Jeudi 12 Août – Ste Claire
Le matin, nous allons à la traction du matériel – Dans le courant de la matinée, nous
apprenons que nous allons partir pour rejoindre le 4ème groupe qui est à 4kms de Bar-le-Duc,
l’état-major est avec lui en ce moment – Nous sommes contents de quitter ce pays de Meuse Le soir, un orage ou plutôt une trombe d’eau inonde nos gourbis, nos paquetages s’en vont à
la flotte, il nous faut déménager en toute hâte – Je suis forcé cette nuit, d’aller coucher au
bureau – Nous sortons le soir pour le dernier coup à Troyon – Un mot en passant : je souhaite
que tous ceux de la Meuse qui ont estampé ou volé le soldat d’une façon dégoûtante en
vendant leurs marchandises hors de prix soient envoyés au bagne….

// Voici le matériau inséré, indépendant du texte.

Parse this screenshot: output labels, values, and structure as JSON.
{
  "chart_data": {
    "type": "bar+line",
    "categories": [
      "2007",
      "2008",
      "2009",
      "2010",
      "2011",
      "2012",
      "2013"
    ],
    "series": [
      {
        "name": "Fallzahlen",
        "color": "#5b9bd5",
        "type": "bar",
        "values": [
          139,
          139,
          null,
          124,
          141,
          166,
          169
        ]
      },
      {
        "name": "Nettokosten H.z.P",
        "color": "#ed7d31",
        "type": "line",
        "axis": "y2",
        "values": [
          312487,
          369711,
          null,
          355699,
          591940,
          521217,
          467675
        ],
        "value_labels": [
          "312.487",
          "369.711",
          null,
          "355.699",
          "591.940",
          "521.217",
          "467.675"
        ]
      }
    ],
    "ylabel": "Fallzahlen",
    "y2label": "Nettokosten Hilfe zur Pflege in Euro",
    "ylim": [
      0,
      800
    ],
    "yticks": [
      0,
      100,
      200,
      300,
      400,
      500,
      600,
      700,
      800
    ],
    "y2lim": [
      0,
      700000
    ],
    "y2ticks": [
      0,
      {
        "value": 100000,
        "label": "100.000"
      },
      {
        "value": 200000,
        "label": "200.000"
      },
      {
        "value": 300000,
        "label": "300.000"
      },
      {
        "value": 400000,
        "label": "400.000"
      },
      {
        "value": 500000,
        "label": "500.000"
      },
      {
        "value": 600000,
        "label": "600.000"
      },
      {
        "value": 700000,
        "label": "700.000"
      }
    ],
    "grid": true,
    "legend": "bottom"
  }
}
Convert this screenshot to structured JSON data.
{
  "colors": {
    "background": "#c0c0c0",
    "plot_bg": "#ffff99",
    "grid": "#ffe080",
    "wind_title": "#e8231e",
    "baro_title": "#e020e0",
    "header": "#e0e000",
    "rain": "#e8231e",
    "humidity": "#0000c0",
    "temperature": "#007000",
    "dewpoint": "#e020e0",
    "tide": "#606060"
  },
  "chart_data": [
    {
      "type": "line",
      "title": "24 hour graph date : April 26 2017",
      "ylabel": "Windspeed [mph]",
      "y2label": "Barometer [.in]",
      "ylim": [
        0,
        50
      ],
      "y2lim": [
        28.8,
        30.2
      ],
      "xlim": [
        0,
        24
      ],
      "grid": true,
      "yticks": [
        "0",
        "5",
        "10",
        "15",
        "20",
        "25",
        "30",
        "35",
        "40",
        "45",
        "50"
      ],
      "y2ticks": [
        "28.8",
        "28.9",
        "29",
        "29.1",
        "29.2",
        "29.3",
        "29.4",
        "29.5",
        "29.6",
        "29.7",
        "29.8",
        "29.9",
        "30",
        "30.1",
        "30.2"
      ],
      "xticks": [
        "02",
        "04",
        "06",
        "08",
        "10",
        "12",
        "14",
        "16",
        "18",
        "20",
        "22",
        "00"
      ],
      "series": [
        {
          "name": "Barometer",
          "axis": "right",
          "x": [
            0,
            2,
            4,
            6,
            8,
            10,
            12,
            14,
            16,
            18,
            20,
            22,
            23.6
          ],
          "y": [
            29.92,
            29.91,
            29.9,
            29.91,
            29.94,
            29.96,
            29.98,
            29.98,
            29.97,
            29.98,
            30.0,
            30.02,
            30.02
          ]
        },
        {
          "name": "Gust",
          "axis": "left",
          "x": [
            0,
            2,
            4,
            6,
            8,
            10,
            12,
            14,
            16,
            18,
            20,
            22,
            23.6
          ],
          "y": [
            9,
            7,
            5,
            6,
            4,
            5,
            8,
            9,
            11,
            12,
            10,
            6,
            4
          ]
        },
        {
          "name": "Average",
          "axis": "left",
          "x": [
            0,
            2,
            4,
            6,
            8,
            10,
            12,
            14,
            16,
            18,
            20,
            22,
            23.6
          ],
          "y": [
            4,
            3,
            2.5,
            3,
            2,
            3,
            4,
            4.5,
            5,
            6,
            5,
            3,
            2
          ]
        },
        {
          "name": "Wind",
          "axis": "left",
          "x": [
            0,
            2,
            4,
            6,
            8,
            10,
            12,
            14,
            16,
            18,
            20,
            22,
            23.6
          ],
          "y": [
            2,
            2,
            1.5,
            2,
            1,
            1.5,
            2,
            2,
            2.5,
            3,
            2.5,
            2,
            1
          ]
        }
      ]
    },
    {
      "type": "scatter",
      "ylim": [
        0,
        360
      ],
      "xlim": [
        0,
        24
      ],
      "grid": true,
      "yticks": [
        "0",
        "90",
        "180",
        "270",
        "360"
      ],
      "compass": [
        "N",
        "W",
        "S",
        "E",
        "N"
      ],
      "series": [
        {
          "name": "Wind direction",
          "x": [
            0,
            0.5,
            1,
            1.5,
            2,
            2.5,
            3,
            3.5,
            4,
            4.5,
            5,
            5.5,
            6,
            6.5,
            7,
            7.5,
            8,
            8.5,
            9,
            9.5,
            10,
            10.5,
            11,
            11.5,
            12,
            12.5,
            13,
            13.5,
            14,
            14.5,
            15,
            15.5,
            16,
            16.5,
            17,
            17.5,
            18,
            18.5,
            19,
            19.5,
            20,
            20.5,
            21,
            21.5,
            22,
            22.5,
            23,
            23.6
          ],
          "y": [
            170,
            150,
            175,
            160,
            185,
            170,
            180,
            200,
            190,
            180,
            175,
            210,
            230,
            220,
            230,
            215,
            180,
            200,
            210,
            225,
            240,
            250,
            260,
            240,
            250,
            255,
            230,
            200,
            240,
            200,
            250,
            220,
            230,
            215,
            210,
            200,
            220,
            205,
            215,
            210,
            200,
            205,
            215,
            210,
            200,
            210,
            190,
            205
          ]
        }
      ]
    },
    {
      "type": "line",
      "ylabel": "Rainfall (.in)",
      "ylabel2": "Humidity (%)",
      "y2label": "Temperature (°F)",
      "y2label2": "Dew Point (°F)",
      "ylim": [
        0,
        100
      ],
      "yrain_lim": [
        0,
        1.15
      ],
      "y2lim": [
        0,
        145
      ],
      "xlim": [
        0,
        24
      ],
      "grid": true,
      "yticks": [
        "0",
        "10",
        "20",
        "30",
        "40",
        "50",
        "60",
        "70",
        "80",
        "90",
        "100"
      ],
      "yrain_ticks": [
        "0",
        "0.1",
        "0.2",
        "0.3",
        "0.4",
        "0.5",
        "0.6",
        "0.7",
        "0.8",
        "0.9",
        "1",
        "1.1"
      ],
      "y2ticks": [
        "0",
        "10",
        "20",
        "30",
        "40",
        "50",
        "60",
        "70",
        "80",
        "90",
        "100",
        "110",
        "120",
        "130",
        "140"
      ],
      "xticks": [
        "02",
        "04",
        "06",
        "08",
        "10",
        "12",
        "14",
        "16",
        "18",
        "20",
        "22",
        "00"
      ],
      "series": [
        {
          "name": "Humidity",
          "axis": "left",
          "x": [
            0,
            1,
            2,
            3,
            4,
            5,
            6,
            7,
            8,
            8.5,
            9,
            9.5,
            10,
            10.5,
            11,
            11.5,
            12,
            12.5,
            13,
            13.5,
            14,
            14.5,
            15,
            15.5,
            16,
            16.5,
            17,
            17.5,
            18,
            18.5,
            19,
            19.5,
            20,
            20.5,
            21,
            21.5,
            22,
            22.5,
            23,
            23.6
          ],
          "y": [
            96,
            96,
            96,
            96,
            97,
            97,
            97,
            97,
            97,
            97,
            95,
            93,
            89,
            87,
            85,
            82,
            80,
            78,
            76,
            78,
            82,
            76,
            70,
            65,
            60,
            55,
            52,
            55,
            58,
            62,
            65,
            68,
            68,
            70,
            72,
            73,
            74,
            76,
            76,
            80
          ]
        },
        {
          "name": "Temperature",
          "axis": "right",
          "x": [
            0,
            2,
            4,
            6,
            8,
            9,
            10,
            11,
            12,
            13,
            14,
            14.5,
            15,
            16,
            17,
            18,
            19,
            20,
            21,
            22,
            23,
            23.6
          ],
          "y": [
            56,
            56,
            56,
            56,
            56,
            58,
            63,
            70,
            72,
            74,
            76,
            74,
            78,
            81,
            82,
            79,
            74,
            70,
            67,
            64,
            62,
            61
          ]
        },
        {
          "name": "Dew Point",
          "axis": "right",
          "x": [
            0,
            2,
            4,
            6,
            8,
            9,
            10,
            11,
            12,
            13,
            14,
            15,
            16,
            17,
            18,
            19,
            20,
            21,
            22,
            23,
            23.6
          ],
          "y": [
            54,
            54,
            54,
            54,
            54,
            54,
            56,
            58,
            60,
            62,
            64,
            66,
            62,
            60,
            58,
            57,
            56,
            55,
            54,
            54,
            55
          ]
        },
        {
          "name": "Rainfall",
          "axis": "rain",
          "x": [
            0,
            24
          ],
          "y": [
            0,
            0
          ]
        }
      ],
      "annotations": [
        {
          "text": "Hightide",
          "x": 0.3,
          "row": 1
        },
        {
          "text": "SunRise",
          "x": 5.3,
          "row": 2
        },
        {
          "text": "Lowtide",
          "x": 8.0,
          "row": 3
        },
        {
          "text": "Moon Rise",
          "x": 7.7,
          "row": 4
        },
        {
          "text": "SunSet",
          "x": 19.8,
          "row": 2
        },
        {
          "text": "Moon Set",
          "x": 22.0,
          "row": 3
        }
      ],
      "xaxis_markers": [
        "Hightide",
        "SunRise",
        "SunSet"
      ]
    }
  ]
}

Vendredi 13 Août – S. Hippolyte
Dès le matin, les hommes apprêtent leurs paquetages – Une corvée va l’après-midi chercher
les caissons et les canons sur la position, la Batterie du 29ème d’Artillerie est venue avec son
matériel – Le chargement des voitures se fait l’après-midi – A la nuit, il nous est donné ordre
de réveiller les hommes à 11h et d’être prêts à partir pour 12h30 – De 8h à 10h, la pluie ne
cesse de tomber à torrents, heureusement que cela cesse pour partir – Il fait très noir, nous
partons à 1h du matin, passons par Gerricourt, Villers et arrivons à l’entrée de Recourt à 2h1/2
le matin, je dors ou plutôt sommeille comme je peux sur un caisson.
Samedi 14 Août – S. Eusèbe
Arrivons à l’entrée de Recourt où nous nous arrêtons, la cuisine roulante est mise en action
pour nous faire le jus…2 Batteries lourdes du 26ème d’Artillerie 120 long nous croisent sur la
route – A 5h du matin, nous entrons dans Recourt, nous formons le bivouac à la sortie du pays
dans une prairie, les chevaux sont à la corde – Je suis commandé de garde, le poste se trouve à
200 mètres du parc – Le poste d’Infanterie se trouve avec moi.